Old 05-19-2009, 05:34 AM
  # 5 (permalink)  
silkspin
Member
 
Join Date: Dec 2008
Location: Toronto, Canada
Posts: 390
Hi Robinsfly,

This is a tough one, and my best advice is to try and not pay attention to what he's doing, and continue to focus on your own recovery. IMO, this is the best way for everything to start falling into place for you. When my AH got sober, I'd been going to al anon for 5 months. In that time, I grew, learned, and he didn't. His behaviour became very intolerable, and eventually applying the al anon principles of detachment etc. wasn't enough and I asked him to move out of the bedroom. And where I hadn't had the strength to do that in the many years prior, I somehow had it then, and it was subtle but powerful and serious. He moved into the basement and started going to AA.

6 months later and he is still in AA, although not as involved in his recovery as I. He told me after a recent couples meeting that he doesn't want to make it his life (the meetings and the focus on A) as some of the other people. I am strong enough in the program now to be able to let his comments go, instead of wondering if he'll ever progress as much as I am.

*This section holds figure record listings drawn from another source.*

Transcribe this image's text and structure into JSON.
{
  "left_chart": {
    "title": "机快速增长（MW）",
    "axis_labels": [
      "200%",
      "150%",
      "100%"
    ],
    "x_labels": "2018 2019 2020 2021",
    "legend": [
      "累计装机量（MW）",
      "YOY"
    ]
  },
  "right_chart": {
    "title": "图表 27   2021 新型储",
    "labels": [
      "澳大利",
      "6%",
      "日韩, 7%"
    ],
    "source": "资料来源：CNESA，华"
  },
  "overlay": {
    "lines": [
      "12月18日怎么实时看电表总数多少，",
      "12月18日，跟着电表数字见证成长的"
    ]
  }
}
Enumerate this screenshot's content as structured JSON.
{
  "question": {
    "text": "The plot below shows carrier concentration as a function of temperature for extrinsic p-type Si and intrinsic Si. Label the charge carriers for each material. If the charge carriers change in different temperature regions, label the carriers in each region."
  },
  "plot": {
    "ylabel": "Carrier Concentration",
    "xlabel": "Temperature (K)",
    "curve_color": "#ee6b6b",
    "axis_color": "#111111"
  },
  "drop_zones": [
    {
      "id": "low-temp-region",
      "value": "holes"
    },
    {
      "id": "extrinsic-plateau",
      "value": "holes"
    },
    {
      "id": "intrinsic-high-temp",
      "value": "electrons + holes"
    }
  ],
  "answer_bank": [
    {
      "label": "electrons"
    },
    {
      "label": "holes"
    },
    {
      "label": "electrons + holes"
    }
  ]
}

Basically, as I grow in the program, things unfold in front of me. I seem to know the right thing to do as any given situation arises. Have faith and confidence in your recovery that when the time comes, you will have that same clarity. You will know what to do; if that means leaving him, or staying and working it out. It's tough because we usually look to the future and want it a certain way, and want it to be like that right now. Truth is, we don't and won't know what the future holds, so just focus on today and strip away any expectations.

On the weekend we had a bit of a fight, and his 'old' ways came back. He is passive and opens the door for me to control him. I detached, then I talked about it with him. We ended up clearing the air, in an actual healthy exchange. Continue to work your program in the face of his codependent behaviours. It can only go so far if you don't fuel his fire.